Não por caso vem à tona as recentes polêmicas em torno da influência de supostas notícias falsas na eleição estadunidense e a escandalosa resolução da União Europeia contra uma também suposta propaganda russa de descrédito das instituições do bloco dão sinal que o alerta vermelho do ocidente foi ligado num ponto que lhe é caro: a liberdade da imprensa. A imprensa alternativa aparece como um inimigo a ser desarmado.

Também as novas patentes do fenômeno começam a ficar evidentes. A queda do bando armado no início dos protestos, um erro estratégico, mais do que nada teve um valor simbólico. Por sorte tal fato deixou escancaradas as possibilidades da escalação do conflito ao publico o que por si só impediu que tal desdobramento ocorresse num segundo movimento. Mas novamente bandos armados altamente organizados entraram na equação, tal como na Ucrânia.

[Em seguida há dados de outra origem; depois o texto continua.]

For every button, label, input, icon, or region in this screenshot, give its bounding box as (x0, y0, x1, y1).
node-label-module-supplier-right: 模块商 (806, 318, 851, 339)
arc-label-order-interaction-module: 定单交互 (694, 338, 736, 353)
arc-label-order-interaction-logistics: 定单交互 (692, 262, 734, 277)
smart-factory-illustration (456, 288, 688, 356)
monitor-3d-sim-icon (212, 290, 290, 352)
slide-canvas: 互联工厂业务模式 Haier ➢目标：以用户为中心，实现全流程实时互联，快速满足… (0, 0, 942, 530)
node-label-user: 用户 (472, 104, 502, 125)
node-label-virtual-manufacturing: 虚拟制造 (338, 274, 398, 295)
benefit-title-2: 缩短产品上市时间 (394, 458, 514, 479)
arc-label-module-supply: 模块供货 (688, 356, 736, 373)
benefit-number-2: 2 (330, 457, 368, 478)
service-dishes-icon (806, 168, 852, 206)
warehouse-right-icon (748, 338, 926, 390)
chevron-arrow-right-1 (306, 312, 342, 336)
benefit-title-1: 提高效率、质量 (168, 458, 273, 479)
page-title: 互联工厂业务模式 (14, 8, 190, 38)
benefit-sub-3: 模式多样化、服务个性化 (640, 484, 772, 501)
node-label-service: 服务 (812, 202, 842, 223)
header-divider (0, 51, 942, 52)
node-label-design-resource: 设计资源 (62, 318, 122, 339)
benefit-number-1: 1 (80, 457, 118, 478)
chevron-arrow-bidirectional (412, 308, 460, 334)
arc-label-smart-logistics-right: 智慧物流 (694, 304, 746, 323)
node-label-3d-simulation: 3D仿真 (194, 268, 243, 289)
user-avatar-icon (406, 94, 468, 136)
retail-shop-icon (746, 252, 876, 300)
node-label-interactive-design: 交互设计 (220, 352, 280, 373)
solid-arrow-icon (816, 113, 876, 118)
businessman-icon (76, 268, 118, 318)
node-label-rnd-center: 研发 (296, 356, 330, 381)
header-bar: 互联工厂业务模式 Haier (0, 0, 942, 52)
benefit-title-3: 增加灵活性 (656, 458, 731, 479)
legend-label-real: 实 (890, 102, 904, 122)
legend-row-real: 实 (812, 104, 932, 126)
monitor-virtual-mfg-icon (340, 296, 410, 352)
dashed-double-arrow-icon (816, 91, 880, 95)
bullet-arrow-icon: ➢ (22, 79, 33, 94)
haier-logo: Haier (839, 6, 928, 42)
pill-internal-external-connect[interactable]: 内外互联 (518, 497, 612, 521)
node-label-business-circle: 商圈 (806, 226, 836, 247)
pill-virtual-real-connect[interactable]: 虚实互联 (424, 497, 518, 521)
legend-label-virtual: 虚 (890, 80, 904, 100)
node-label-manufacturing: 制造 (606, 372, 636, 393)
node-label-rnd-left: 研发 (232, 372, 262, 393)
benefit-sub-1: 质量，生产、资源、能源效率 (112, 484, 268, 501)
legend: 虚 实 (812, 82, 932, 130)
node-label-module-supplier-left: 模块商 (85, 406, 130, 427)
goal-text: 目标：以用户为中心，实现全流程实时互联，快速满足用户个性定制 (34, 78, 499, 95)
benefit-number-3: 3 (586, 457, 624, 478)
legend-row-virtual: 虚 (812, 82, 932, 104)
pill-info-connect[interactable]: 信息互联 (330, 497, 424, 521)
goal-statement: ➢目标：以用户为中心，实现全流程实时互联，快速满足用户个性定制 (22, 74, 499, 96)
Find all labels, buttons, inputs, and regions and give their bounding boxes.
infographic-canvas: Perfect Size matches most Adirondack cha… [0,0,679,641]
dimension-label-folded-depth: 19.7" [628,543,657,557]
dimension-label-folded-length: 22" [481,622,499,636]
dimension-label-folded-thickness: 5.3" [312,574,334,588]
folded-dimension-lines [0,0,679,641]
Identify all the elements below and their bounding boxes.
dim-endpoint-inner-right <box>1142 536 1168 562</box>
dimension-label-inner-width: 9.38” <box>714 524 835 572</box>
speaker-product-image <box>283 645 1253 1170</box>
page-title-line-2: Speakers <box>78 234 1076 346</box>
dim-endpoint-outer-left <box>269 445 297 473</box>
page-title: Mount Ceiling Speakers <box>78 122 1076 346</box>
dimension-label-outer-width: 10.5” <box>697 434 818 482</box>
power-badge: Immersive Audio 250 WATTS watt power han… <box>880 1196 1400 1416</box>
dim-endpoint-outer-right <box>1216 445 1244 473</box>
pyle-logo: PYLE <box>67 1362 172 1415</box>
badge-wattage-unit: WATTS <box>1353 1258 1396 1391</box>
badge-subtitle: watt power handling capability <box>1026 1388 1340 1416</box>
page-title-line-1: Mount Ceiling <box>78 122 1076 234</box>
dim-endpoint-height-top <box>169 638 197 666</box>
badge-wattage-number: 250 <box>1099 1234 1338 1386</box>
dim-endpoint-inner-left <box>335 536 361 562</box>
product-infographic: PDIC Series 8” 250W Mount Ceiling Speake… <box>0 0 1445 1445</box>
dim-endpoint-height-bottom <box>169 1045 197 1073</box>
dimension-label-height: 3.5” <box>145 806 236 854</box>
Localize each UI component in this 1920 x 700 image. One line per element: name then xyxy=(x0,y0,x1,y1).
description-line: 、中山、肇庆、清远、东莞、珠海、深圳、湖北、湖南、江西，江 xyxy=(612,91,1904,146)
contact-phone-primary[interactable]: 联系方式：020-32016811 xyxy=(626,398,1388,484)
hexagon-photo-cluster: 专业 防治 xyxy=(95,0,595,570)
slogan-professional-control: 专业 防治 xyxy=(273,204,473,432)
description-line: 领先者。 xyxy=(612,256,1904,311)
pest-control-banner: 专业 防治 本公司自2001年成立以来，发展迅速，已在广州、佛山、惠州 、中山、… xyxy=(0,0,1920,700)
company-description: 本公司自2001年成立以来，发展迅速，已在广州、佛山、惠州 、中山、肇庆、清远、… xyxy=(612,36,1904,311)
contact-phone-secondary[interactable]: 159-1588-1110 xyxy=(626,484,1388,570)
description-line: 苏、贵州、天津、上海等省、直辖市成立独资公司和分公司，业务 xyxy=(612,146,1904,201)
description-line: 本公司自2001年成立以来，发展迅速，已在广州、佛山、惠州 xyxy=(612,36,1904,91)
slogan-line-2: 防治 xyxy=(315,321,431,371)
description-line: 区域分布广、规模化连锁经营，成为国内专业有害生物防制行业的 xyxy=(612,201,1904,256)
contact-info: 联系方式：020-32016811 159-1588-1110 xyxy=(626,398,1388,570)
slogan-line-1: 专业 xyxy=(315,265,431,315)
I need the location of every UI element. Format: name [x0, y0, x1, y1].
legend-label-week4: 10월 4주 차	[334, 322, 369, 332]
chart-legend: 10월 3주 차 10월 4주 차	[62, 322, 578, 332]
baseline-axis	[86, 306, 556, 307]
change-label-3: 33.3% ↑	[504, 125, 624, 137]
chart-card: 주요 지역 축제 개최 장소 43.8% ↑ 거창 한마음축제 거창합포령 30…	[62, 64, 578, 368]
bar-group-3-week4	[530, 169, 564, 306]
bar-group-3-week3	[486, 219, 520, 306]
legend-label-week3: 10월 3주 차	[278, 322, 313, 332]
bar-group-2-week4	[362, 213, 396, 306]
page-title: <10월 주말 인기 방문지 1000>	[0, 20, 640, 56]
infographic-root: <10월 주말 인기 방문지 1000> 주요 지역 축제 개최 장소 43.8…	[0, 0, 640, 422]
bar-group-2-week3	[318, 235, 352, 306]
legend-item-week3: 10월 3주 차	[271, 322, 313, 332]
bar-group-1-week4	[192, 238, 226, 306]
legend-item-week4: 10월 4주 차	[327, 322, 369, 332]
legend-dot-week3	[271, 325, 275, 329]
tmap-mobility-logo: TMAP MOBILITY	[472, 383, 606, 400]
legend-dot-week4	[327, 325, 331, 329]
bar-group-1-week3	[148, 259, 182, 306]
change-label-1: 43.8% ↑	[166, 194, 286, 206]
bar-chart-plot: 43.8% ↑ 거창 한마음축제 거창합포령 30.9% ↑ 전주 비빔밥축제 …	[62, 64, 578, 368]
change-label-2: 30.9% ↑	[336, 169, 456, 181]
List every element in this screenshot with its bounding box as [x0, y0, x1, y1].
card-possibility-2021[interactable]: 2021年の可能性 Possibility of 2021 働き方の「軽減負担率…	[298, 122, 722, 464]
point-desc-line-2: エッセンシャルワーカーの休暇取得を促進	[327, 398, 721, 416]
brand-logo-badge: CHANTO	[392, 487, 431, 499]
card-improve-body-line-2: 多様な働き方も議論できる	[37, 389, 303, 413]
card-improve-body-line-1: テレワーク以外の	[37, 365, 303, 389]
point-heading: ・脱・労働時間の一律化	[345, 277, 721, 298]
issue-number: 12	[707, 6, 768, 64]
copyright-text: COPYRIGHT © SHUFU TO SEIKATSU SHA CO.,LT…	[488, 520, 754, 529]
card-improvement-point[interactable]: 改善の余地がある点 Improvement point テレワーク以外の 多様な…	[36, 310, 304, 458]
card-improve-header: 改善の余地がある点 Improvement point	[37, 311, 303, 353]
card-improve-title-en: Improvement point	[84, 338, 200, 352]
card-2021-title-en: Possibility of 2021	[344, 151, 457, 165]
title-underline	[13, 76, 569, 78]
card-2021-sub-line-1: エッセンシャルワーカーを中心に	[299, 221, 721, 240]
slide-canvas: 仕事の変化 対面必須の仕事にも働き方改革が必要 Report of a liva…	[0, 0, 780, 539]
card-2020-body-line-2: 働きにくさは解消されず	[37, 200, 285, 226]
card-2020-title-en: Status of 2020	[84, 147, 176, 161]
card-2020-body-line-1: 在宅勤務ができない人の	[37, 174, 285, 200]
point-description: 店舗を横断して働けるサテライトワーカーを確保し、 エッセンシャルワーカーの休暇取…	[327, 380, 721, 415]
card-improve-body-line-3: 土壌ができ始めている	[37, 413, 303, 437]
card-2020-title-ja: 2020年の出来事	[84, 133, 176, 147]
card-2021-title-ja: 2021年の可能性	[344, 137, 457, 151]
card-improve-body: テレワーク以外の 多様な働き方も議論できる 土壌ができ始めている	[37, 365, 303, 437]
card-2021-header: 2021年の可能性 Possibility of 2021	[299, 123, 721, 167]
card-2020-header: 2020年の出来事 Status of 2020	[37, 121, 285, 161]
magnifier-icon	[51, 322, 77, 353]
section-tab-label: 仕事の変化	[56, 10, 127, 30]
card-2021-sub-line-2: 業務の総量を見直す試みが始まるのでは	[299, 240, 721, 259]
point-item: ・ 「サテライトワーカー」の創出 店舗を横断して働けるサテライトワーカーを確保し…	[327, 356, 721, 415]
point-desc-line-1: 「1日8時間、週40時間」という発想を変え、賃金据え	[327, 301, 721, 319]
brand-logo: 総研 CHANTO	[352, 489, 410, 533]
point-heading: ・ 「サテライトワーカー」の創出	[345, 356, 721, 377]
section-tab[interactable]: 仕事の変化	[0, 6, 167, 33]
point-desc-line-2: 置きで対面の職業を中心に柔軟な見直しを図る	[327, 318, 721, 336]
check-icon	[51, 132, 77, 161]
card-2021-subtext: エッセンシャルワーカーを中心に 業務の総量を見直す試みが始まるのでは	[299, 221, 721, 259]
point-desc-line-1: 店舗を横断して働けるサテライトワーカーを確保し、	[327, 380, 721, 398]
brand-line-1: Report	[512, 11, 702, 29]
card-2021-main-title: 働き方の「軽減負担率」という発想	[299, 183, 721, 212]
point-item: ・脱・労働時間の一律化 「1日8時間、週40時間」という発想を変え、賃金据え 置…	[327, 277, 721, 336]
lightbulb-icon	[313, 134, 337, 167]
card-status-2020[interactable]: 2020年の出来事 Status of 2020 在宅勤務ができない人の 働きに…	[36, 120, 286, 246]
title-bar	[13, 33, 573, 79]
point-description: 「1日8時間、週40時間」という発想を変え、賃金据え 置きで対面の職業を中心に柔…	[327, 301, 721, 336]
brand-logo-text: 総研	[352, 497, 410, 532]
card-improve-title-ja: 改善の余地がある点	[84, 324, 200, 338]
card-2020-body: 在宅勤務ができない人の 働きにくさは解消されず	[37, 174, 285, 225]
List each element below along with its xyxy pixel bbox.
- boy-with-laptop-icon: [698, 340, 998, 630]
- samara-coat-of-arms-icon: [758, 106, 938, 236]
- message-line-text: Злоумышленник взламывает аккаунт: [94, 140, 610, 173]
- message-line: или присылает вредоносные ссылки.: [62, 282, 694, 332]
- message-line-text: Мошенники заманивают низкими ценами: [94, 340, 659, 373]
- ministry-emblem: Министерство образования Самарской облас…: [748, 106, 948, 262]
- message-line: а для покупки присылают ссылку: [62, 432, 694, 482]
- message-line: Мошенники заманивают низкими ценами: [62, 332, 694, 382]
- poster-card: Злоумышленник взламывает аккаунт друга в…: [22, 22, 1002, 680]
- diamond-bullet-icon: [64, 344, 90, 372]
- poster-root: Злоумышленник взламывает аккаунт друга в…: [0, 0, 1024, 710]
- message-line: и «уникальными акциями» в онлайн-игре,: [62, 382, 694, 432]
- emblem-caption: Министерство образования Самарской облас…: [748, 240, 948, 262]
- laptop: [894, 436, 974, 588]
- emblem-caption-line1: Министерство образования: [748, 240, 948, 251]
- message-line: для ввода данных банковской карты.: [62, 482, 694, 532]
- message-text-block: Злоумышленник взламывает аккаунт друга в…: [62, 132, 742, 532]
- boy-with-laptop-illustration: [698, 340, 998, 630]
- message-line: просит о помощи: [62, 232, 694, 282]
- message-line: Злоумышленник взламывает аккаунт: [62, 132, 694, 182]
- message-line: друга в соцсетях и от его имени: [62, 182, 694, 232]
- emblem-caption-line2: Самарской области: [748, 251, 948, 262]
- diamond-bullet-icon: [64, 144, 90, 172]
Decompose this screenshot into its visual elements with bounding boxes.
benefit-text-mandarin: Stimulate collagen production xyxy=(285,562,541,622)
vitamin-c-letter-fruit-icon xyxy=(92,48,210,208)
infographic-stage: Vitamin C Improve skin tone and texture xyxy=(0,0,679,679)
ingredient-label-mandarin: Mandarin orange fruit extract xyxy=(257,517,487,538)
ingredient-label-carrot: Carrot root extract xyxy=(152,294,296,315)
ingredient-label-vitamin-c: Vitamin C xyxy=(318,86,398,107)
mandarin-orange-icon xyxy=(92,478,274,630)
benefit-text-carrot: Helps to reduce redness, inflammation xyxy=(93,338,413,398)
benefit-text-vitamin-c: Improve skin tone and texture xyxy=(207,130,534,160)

Onde a Revolução Colorida não consegue aceder ao poder ou materializá-lo na totalidade do território em disputa, se abre passo a conflagrações cada vez mais violentas que tendem a descambar em cenários de guerra civil, tal como no caso ucraniano. É a chamada Guerra Hibrida (KORYBKO, 2015), passo superior da Revolução Colorida que tem o mesmo fim geral: derrotar a oposição, tomar o poder e realinhar as politicas do país.

Ao mesmo tempo que o cenário macedônio traz ensinamentos valiosos para a batalha geopolítica, suas lições serão utilizadas num já num fenômeno de ordem mais complexa e renovado.

Referências:

KORYBKO, A. Hybrid wars: The indirect adaptive approach to regime change. Moscou, Peoples’ Friendship University of Russia; 2015.

MEYSSAN, Thierry. Falha golpe dos EUA na Macedónia. Disponível em: <http://www.voltairenet.org/article187585.html>.Acesso em: 10 nov. 2016.

SHARP, G. “Da Ditadura À Democracia: Uma Estrutura Conceitual para a Libertação”; The Alber Einsten Institute; Boston; 2010.